I’ve fumbled around downdetector. Turns out, it’s not so simple. There aren’t availible historical data. And there is business API. Which is supposedly isn’t free.
I suggest someone to write them about acquiring of historical data. I see it not impossible, that they’ll get along with GCP. I, probably, shouldn’t write them, because I’m from RU.
Here is a link to the movie, The Joy of Sox (2013) https://www.youtube.com/watch?v=zfm2uMUZcKc. About 29 minutes into the video, they show and describe the system and data analysis I provided for making measurements of the collective influence on my MMI system at a Red Sox home game.
Find someone, who will let to use own access to downdetector historical data for our research.
Figure out scraper for online downdetector data. Which won’t provide us historical data. But will allow us to spot further correlations. Which will be tedious. it’s hard to scrape maps.
@nplonka I’m not sure if there’s a proper channel to report data outages, but I just wanted to let you know data from device d4d4da4a9493 (498) (in New Zealand) would’ve been offline a couple of times over around the 2024-11-09~10 dates as I was moving house.

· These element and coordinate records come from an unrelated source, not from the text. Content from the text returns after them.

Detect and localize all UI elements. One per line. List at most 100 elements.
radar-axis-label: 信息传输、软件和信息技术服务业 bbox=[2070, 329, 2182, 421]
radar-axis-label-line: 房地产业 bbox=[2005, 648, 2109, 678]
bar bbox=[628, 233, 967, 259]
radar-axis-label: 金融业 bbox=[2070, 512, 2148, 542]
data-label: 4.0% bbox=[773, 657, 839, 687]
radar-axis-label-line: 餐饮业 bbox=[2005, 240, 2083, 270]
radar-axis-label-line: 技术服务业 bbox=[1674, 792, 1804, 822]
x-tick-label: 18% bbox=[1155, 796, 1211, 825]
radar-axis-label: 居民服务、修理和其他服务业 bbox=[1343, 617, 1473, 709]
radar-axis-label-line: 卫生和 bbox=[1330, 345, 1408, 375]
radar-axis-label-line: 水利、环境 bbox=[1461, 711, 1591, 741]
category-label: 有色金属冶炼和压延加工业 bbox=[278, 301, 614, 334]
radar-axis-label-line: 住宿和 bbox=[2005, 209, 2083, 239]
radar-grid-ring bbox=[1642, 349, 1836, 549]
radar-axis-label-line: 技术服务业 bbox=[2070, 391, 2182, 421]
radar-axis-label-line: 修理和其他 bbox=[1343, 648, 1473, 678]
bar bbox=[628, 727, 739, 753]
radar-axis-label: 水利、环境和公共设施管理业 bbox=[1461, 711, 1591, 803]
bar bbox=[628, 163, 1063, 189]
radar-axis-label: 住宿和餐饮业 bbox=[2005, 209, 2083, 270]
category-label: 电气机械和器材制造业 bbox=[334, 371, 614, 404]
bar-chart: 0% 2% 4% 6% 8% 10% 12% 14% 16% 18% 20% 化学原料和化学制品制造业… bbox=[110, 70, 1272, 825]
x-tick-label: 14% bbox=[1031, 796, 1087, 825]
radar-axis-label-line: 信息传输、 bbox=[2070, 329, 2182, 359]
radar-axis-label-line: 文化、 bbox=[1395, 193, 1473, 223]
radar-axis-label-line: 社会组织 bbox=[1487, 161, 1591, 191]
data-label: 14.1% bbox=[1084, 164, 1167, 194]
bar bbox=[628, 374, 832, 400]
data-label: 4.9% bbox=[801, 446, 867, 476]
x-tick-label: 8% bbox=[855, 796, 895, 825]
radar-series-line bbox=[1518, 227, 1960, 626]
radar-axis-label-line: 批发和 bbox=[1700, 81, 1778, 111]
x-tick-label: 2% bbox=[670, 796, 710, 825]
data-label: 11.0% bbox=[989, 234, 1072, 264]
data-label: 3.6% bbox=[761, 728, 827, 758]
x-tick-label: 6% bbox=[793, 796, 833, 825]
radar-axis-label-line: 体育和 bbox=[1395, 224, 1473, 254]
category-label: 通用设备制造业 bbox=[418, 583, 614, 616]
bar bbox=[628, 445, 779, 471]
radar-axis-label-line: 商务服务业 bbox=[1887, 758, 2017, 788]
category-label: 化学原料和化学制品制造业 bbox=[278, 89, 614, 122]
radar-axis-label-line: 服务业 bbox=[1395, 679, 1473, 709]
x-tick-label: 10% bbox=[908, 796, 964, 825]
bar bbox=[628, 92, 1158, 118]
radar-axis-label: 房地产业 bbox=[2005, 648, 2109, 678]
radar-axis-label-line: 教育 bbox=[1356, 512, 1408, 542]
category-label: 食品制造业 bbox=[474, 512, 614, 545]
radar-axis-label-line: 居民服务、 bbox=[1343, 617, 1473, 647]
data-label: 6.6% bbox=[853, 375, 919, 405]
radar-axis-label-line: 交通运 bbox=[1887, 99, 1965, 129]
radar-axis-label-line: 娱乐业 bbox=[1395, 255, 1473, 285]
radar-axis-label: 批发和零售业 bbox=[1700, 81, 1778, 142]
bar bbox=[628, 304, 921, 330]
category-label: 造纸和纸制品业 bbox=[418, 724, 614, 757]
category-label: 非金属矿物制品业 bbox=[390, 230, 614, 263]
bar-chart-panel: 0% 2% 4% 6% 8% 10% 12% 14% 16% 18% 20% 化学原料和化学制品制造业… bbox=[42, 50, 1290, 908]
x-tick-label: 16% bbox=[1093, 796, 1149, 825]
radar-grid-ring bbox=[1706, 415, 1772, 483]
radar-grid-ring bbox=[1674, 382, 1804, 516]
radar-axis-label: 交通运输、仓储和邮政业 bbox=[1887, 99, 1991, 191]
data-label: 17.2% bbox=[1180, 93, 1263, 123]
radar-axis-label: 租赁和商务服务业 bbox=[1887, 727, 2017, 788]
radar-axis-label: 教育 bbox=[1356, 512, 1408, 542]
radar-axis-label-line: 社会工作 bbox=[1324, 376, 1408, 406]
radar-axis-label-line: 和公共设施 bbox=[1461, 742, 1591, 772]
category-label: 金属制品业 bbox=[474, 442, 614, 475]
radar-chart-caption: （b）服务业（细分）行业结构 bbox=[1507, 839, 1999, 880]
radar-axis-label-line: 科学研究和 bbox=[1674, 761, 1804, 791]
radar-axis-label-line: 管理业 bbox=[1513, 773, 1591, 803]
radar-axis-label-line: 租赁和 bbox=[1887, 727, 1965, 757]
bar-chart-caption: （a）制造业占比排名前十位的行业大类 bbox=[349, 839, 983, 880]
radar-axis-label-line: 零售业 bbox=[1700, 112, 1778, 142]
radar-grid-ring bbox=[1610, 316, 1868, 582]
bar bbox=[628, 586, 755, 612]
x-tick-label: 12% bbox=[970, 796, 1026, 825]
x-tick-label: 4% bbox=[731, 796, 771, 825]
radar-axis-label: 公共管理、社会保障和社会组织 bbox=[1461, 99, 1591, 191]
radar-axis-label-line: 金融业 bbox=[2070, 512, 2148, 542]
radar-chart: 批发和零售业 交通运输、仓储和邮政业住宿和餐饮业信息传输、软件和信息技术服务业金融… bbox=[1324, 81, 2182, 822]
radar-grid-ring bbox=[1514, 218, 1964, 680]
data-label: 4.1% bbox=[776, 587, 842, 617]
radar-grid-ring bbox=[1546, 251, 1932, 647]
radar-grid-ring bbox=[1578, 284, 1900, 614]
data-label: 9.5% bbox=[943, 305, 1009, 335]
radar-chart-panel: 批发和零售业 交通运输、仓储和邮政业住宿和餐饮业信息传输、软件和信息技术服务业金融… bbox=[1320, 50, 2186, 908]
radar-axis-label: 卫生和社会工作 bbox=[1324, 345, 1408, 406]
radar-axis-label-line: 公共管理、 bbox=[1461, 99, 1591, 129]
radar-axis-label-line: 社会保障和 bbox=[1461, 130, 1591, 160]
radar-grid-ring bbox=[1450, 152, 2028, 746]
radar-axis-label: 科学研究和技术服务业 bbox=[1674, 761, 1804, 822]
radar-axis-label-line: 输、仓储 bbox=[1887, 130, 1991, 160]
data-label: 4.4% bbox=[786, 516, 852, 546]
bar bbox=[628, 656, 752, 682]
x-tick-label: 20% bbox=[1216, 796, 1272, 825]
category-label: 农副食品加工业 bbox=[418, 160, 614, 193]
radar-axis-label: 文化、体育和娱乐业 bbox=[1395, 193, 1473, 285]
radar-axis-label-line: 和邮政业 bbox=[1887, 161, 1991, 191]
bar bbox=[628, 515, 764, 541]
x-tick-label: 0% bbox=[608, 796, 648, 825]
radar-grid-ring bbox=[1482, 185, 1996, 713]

There’s probably a tonne of APIs/historical timeseries & realtime data sets we could use. I want to work on a datasource-agnostic comparison tool that can take Down Detector or NASDAQ prices (or any index) and compare that against GCP 1 or 2 in a animated from-to-when movement.
This has been on my mind for years, but it’ll take time to get there.
I lack a solid stats background so am not sure what stat methods are good for comparisons (bar some of the few I’ve researched).